Ketamine for OCD, Too?

I’ve written in the past about the use of a pharmaceutical version of the drug ketamine (known as the party drug, “Special K”) in studies with depression and with bipolar disorder. Recently, I learned researchers have published a new study looking at the impact of ketamine on obsessive compulsive disorder (OCD).

I was on the phone with someone interested in OCD treatment, and she mentioned she had read some promising work at Yale about an experimental treatment that involved increasing glutamate levels in people with OCD. Glutamate is a neurotransmitter in the brain. Ketamine affects NMDA, an important receptor for glutamate, leading to lower levels of glutamate in the brain. I told the caller I wasn’t familiar with this line of research, and she kindly sent me a few links, including the one below.

The IOCDF article
The International OCD Foundation (IOCDF) has an article on their website about the potential role of glutamate in understanding OCD, under the subheading, “Cutting Edge Research on New Medication Options.” It’s written by three doctors associated with Yale University. The authors summarize some research finding higher levels of glutamate in the brain in people with OCD. Although they acknowledge important caveats about what is known about glutamate so far, the authors end the article with pointing to ketamine as a possible treatment for OCD.
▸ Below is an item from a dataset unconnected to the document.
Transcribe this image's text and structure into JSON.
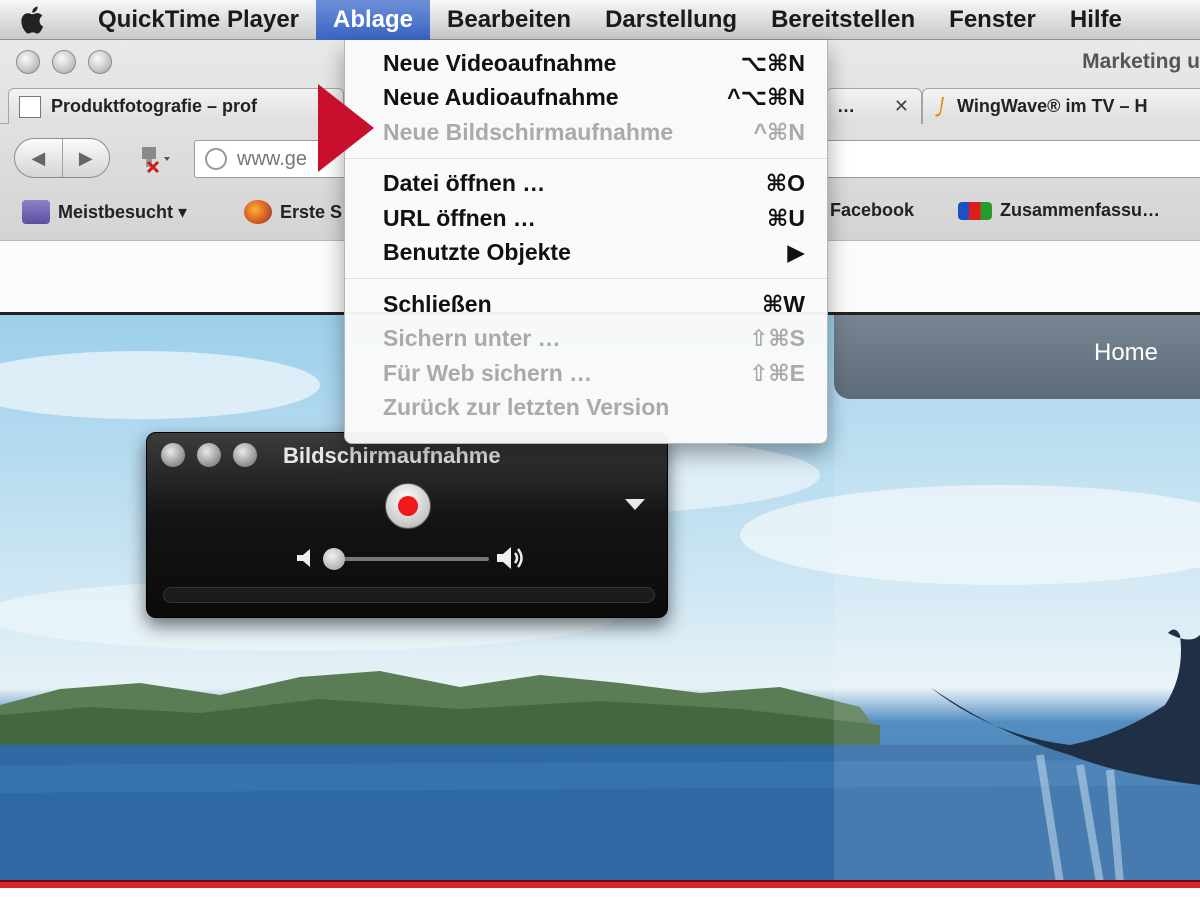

The article is reasonably balanced, but at the time it was written, there was no published research on the use of ketamine in people with OCD. A study from 2012 suggests these speculations may have been overly optimistic.

A 2012 research study
I haven’t been able to track down a copy of the full article, so my comments are taken strictly from the abstract. Two of three authors from the IOCDF article are authors on the study. The details are a little unclear but the take-away message is pretty explicit:

“Ketamine effects on OCD symptoms…did not seem to persist or progress after the acute effects of ketamine had dissipated.”

It appears that the effect of ketamine on OCD was very small, and it didn’t last very long. It looks like the enthusiasm in the IOCDF article could use some updating.

Some concluding thoughts
I’d like to be clear that I think the authors of the IOCDF articles are well-intentioned, honest, and excellent researchers. What’s important to keep in mind is that the history of science is littered with ideas that seemed sound or were based on preliminary research, but which were disappointing when studied through controlled research.

As I’ve noted in my other writings on ketamine, I don’t object to ketamine being studied; however, I think researchers should be more cautious about their enthusiasm when talking to the public. Science is a slow progress of trial-and-error, and truly revolutionary treatments are few and far between. Ketamine may yet emerge as useful for depression, but if this study is any indication, its role for OCD doesn’t look very promising.

That said, there’s some exciting research on improving psychotherapeutic approaches for OCD. Cognitive behavioral therapy isn’t as exciting as the promise of a fast-acting drug, but it is effective and the best thing we have for OCD, particularly exposure therapy, something I’ve written about in our therapist blog.

PLEASE NOTE: PORTLAND PSYCHOTHERAPY IS NOT INVOLVED IN KETAMINE TREATMENT.